Case Studies


Kala Peeliya

Dr. Reddy’s Laboratories


Alleviating barriers to adoption of Hep-C in Rural Punjab

How might we drive the adoption of treatment for a disease that has been endemic in a region for many decades?


A vast percentage of the rural population in Punjab, India is afflicted with Hepatitis-C. However, treatment has not been adopted at the same rate. Research by pharmaceutical companies trying to penetrate the market synthesised that the primary reason was the high cost of treatment. However, huge subsidies in treatment costs and introduction of Hepatitis-C treatment loans, were still unable to trigger any noticeable change.

To deliver lasting change, we needed to design an intervention framework and strategy rooted in the idea of community education and empowerment to tackle systemic challenges at varied levels.


What was asked

Based on the assumption that the treatment’s financial model was the problem, Treemouse’s initial brief was to design a financing system that would reduce the perceived cost of treatment.

What we found

Our enthno-cultural research process uncovered a culture of misinformation, mistrust and confusion that existed around Hepatitis-C.

What we delivered

A culturally embedded marketing strategy aimed at delivering long-term sustainable impact towards adoption of hepatitis-C treatment.

Key Findings


Hepatitis-C (Kaala Peeliya) was generally confused with Jaundice (Peeliya).

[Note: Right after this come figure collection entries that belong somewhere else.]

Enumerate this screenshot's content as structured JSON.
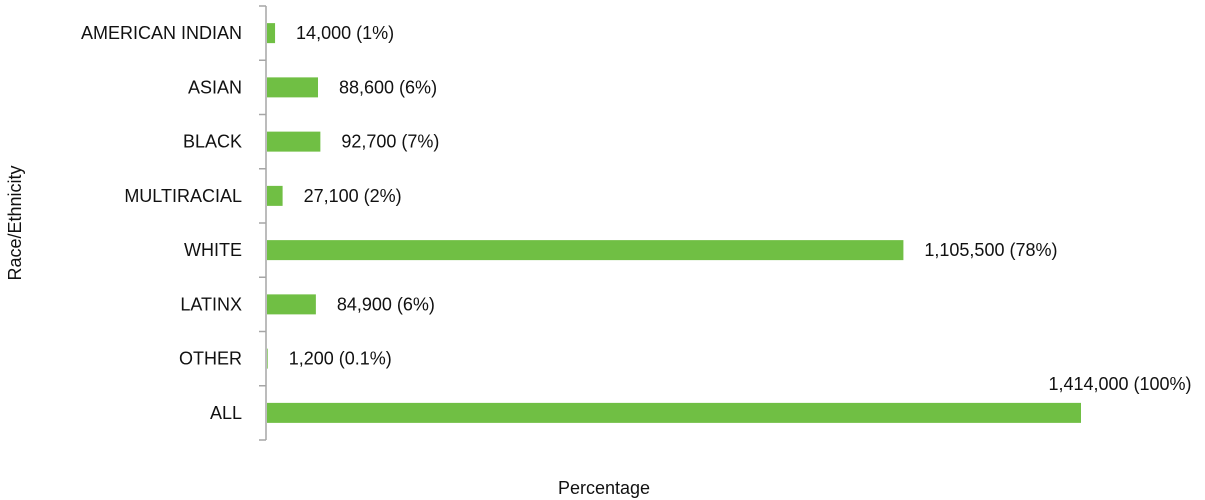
{
  "chart_data": {
    "type": "bar",
    "orientation": "horizontal",
    "categories": [
      "AMERICAN INDIAN",
      "ASIAN",
      "BLACK",
      "MULTIRACIAL",
      "WHITE",
      "LATINX",
      "OTHER",
      "ALL"
    ],
    "values": [
      14000,
      88600,
      92700,
      27100,
      1105500,
      84900,
      1200,
      1414000
    ],
    "data_labels": [
      "14,000 (1%)",
      "88,600 (6%)",
      "92,700 (7%)",
      "27,100 (2%)",
      "1,105,500  (78%)",
      "84,900 (6%)",
      "1,200 (0.1%)",
      "1,414,000 (100%)"
    ],
    "xlabel": "Percentage",
    "ylabel": "Race/Ethnicity",
    "xlim": [
      0,
      1414000
    ],
    "grid": false,
    "legend": "none",
    "bar_color": "#70bf44",
    "axis_color": "#a6a6a6"
  }
}
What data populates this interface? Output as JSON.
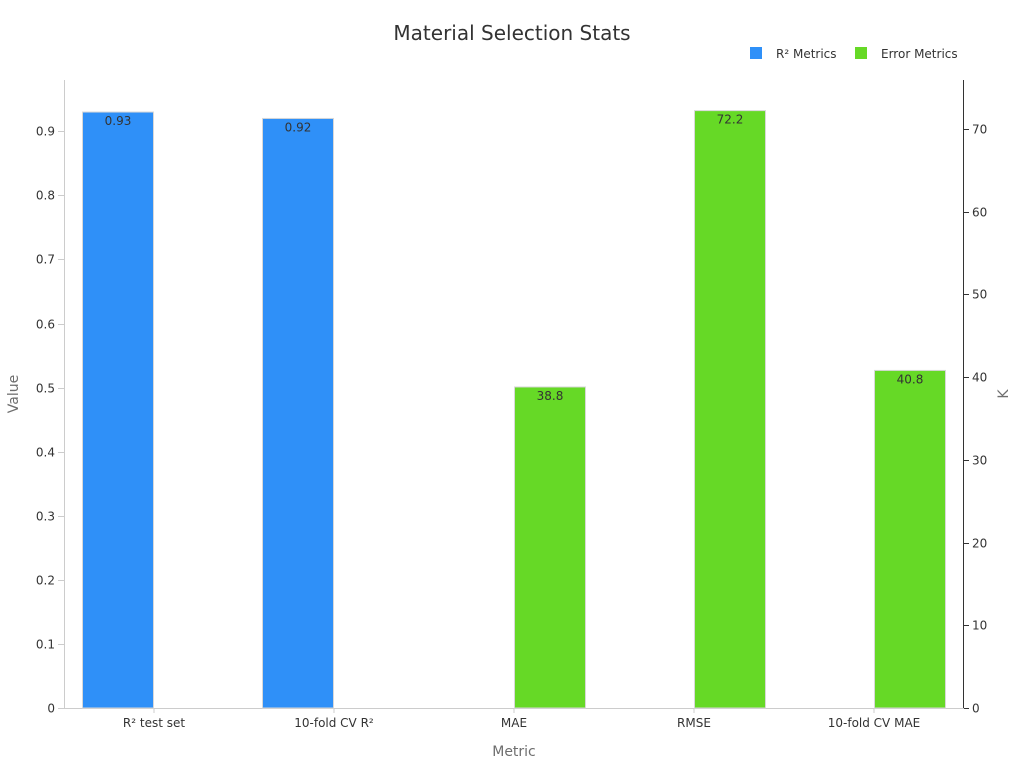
{
  "chart_data": {
    "type": "bar",
    "title": "Material Selection Stats",
    "xlabel": "Metric",
    "ylabel": "Value",
    "y2label": "K",
    "categories": [
      "R² test set",
      "10-fold CV R²",
      "MAE",
      "RMSE",
      "10-fold CV MAE"
    ],
    "ylim": [
      0,
      0.98
    ],
    "y2lim": [
      0,
      75.9
    ],
    "yticks": [
      "0",
      "0.1",
      "0.2",
      "0.3",
      "0.4",
      "0.5",
      "0.6",
      "0.7",
      "0.8",
      "0.9"
    ],
    "y2ticks": [
      "0",
      "10",
      "20",
      "30",
      "40",
      "50",
      "60",
      "70"
    ],
    "legend_position": "top-right",
    "grid": false,
    "series": [
      {
        "name": "R² Metrics",
        "axis": "left",
        "color": "#2f90f8",
        "values": [
          0.93,
          0.92,
          null,
          null,
          null
        ],
        "labels": [
          "0.93",
          "0.92",
          "",
          "",
          ""
        ]
      },
      {
        "name": "Error Metrics",
        "axis": "right",
        "color": "#66d926",
        "values": [
          null,
          null,
          38.8,
          72.2,
          40.8
        ],
        "labels": [
          "",
          "",
          "38.8",
          "72.2",
          "40.8"
        ]
      }
    ]
  }
}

‘Punjab has bad water’ was a strong belief because of the government’s water-related initiatives in the past.


Hepatitis-C’s dormant nature made patients complacent and in denial of the fact that it could be life-threatening.


Patients didn’t lack adequate finances, nor were they loan averse. However, they needed a trustworthy face and validation of reason before parting with large sums of money.


The patients had insufficient trust on ‘english’ doctors, medical counsellors and formal medicine.

Strategy and Approach

The key challenge emerged as a need to build an information and trust network, instead of the hypothesized financing system. It was also evident that effective grass-root level communication was needed for the company’s offering to become relevant in this ecosystem.

A Three-step strategy was devised


The first was to establish a richer vocabulary for conversations around Hepatitis-C within the local community.


The next was to guide the flow of patients towards formal treatment.


And the last was to sustain their trust in the formal medical system.


After a month of launching, we saw a 40% increase in patients reaching out to formal treatment channels to undergo therapy. There also was a rapid increase in patients willing to be routinely screened for early detection of Hepatitis-C. This project put forth a strong case towards more patient centric initiatives at Dr. Reddy’s. Using its success parameters this year saw a lot of focus towards ‘beyond the pill’ campaigns.